Studies of MTag have often concentrated on its role in cellular transformation more than its natural role in the life cycles of the polyomaviruses in which it occurs. One hypothesis for the evolutionary role of MTag relies on the observation that MPyV LTag lacks an apparent ability to bind the host cell tumor suppressor protein p53, which interacts with the LTag proteins of other polyomaviruses such as SV40. The function of MTag is thus hypothesized to indirectly replace this lost interaction.
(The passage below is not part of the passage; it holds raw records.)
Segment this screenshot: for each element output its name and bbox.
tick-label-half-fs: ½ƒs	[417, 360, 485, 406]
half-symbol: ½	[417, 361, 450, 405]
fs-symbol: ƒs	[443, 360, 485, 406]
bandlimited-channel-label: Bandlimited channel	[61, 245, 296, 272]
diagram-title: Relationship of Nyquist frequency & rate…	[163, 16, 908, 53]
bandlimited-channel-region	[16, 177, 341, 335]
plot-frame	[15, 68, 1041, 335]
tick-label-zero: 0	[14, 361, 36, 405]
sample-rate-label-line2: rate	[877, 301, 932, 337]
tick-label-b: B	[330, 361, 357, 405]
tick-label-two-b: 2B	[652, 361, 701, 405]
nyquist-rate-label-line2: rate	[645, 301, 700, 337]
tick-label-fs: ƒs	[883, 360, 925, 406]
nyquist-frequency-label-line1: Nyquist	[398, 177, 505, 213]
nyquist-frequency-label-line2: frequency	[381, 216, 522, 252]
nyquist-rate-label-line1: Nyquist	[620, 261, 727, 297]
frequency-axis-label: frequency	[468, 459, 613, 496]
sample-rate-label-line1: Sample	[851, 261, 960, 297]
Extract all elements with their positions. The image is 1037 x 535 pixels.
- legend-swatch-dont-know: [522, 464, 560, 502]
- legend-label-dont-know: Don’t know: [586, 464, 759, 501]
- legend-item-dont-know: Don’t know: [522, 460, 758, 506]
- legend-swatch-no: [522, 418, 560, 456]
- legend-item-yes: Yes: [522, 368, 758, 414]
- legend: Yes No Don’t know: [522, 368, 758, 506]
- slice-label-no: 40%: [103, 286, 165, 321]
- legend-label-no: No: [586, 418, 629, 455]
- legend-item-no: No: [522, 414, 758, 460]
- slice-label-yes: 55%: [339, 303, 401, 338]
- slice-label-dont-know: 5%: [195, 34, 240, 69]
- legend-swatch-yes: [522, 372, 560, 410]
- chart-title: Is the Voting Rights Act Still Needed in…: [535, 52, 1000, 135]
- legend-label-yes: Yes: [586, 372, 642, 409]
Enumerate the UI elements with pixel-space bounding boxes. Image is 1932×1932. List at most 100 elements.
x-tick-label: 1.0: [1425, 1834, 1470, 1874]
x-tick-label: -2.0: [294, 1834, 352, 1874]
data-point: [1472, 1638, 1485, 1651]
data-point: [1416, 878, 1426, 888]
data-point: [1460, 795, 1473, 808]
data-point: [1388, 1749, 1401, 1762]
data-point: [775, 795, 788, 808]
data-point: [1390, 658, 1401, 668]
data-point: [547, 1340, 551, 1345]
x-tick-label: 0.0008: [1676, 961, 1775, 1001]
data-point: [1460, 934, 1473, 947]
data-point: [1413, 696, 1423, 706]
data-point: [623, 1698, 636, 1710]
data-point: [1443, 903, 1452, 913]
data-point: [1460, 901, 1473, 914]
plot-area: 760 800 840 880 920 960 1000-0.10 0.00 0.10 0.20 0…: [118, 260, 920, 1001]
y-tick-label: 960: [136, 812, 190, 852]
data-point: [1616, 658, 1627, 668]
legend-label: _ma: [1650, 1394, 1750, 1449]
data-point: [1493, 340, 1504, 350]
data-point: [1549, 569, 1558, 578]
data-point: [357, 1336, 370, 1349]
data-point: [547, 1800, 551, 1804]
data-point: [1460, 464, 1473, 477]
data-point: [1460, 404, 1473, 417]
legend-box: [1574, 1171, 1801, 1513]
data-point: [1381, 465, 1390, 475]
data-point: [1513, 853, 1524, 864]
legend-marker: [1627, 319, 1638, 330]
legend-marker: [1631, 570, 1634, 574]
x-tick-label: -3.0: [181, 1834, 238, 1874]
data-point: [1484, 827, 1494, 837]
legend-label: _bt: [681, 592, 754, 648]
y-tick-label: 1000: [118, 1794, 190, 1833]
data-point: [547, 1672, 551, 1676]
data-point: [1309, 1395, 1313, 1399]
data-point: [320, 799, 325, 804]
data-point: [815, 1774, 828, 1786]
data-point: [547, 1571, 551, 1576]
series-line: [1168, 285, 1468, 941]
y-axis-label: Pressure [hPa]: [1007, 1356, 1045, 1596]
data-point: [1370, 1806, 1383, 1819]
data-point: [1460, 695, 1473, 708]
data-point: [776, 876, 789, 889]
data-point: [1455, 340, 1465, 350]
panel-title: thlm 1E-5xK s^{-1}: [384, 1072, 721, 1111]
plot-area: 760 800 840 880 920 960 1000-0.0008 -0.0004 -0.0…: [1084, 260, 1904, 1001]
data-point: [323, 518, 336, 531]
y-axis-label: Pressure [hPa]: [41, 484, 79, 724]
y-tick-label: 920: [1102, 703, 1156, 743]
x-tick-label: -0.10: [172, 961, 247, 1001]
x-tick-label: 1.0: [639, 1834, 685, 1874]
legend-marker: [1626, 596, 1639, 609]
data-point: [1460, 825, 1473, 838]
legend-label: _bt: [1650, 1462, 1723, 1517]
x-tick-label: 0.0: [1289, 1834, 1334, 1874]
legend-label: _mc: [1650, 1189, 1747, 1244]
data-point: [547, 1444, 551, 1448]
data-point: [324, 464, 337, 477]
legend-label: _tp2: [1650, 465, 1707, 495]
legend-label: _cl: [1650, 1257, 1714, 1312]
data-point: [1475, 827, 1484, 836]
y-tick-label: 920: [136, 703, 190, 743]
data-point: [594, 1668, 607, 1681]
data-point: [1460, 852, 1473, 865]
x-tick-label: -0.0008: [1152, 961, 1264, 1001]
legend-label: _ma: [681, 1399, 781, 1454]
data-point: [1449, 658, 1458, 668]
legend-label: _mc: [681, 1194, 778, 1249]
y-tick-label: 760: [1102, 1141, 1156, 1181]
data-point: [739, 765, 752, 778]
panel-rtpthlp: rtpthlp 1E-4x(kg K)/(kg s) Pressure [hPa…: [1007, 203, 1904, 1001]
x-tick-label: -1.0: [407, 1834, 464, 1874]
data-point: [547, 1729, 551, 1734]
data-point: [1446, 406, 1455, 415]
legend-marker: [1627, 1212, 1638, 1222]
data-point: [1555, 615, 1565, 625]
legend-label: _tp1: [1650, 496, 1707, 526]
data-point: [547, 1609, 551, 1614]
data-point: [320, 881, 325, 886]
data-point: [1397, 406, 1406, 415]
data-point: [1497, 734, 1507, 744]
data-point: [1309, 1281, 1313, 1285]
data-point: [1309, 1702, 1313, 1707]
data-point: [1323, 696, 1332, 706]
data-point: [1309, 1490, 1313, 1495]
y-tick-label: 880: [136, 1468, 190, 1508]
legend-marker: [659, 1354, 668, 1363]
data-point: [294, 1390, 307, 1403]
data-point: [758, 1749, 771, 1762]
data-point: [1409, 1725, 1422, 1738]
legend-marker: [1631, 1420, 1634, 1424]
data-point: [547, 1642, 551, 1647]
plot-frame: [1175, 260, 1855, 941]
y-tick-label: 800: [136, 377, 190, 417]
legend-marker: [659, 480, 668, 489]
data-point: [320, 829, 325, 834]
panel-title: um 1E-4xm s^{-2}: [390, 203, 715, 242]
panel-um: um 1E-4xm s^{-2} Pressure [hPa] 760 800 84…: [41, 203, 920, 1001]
==Cellular transformation==
MTag's most distinctive property is its efficiency as an oncoprotein. It has the ability to induce neoplastic transformation in a variety of cell types and can immortalize cells in culture. Its effectiveness in transformation is thought to be somewhat epiphenomenal to its role in the typical lytic viral life cycle. The transformation capacity of MTag can be eliminated by mutations that remove the membrane anchor, and reduced or eliminated by mutations in the phosphorylated tyrosines and the proline-rich region.

===Use in research===
Because of its high efficiency as an oncovirus, particularly in newborn or immunodeficient mice, mouse polyomavirus has served as a productive mechanism for modeling tumorigenesis. Because most of that efficiency is due to MTag, the protein alone has also been extensively used to induce tumors in animal models. Transgenically expressed MTag is used in the widely studied MMTV-PyMT mouse model of breast cancer.